彼は、反対側の隅にある非常階段の近くに音を立てぬよう、歩いていった。
角のトイレから、すすり泣きが聞こえた。押し殺したような哀願の口調。
「すみません、申し訳ありません、すみません」がっ、と水を含んだ音に変わった。
トイレを流す音が続く。
「まだきれいになってないようですね、ワタナベさん」
水洗の音が途切れた時、聞きなれたオダの声。いつもの歌うような調子。
「せっかく、あんな所から出してもらったのに」
「すみません、すみません」
せき込みながら泣いている声がかぶさる。
「また戻りたいのですか?」悲鳴のような否定の返事。
「ならば、お掃除を続けて下さい」
ドアのすぐ向こうに、相変わらず2人立って見張っているらしい。
その奥で、オダがワタナベをいたぶっているらしい音がしていた。
「助けて」
「ここは誰も来ませんよ、ワタナベさん」オダが歌うように言った。
「はい、ではもう一度、舐めてください」
助けなければ、思った瞬間向こうの角から声が届いた。
「……ポスターはあと500枚、チラシは3000枚ほしいですね」
「分かりました、チラシはもう500増やしませんか?」
間一髪、非常階段の陰に身をかくした。
広報係と幹部の男がまっすぐ、トイレの方に近づいてくる。その時、トイレから現れた男たちに、2人はぎょっと立ち止まった。
「な、何?」
「すみません、清掃中です」
「……いや、第二資料室に用事があって」
「わかりました」
男たちに続いて、オダが顔をのぞかせた。
「いいよ、いいよお掃除はまた明日にしましょう」
広報の2人はうすうす勘づいたらしく、さりげなさを装って資料室の鍵を開け、黙って中に入ってしまった。

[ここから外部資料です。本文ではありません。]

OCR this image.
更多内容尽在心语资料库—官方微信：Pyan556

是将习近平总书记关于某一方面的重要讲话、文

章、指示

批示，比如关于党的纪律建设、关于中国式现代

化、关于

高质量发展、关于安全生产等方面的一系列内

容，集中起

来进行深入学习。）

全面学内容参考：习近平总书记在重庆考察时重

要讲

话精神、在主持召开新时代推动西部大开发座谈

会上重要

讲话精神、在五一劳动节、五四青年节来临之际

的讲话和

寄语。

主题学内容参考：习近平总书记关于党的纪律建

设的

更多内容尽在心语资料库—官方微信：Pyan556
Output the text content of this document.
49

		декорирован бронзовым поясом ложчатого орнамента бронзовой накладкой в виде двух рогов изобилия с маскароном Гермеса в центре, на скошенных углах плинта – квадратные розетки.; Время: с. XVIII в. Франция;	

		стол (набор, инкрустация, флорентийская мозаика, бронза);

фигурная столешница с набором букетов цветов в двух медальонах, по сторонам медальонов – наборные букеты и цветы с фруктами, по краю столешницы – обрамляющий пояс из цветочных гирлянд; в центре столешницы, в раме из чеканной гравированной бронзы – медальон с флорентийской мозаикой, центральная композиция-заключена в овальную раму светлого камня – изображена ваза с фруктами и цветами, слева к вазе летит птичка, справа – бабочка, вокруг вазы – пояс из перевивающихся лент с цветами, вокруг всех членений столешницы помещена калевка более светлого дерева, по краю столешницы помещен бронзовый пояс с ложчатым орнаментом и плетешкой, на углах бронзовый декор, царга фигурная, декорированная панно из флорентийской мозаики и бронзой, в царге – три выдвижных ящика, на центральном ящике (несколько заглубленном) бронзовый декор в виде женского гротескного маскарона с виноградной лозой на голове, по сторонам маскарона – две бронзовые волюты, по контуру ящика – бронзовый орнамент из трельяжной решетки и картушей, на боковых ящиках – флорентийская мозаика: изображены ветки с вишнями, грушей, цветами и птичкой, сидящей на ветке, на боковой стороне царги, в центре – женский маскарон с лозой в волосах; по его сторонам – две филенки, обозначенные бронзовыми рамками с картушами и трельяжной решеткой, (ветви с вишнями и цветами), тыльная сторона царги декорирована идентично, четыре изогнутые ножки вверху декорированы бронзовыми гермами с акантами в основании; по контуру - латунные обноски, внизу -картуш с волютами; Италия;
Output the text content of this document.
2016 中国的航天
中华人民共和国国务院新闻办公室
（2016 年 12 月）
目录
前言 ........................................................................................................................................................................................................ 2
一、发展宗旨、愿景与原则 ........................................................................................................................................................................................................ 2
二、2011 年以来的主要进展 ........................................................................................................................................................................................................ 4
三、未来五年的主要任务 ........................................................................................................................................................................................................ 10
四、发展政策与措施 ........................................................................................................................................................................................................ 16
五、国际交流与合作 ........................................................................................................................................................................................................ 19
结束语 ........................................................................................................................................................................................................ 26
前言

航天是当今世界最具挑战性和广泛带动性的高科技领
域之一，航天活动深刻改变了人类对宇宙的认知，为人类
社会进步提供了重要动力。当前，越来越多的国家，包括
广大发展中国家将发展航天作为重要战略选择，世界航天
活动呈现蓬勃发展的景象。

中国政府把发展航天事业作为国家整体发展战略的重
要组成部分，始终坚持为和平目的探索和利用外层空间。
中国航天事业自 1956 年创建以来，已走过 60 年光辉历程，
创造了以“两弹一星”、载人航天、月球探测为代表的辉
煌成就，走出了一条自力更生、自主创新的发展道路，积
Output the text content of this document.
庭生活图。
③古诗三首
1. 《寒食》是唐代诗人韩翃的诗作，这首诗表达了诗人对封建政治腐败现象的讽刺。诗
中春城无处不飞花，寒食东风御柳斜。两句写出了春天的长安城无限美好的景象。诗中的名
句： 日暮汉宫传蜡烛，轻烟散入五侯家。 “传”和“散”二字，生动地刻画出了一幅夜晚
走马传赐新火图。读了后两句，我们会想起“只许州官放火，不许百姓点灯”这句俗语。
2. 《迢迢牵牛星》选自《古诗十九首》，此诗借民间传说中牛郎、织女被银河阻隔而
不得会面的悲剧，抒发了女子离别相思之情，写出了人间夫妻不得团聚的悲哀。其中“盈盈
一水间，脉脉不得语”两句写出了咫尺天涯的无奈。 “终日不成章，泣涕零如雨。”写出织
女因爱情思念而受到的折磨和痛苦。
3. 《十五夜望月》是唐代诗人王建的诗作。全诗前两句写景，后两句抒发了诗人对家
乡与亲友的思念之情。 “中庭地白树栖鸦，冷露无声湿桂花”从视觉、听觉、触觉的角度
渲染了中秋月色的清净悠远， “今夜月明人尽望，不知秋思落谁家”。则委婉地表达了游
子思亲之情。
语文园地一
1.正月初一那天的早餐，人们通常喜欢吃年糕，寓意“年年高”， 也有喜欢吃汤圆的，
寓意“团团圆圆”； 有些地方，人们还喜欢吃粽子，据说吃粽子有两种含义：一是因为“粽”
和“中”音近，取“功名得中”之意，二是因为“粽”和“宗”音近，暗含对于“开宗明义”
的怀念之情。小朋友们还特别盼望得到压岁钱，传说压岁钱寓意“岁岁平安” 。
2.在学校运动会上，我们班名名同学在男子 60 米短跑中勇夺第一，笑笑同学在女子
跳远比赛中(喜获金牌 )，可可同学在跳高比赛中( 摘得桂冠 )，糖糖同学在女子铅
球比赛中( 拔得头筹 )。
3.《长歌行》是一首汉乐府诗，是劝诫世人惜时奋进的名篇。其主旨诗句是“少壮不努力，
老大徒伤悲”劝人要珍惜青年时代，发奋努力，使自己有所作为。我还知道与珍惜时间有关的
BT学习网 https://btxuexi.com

その2人の姿が完全に消えてから、トイレの連中もぞろぞろと廊下へ出て行った。
ワタナベは、1人の男に腕を抱えられ、半分気を失ったように連れて行かれた。
つかの間見えた姿に、アオキはぞっとする。もう少し、大きな男だったはずなのにずいぶん縮んだようにみえたからだ。
汚れてもつれ合った髪の先から、ぽたぽたと水が落ちていた。
彼らの姿が見えなくなるまで、アオキは息を詰めて身をすくませていた。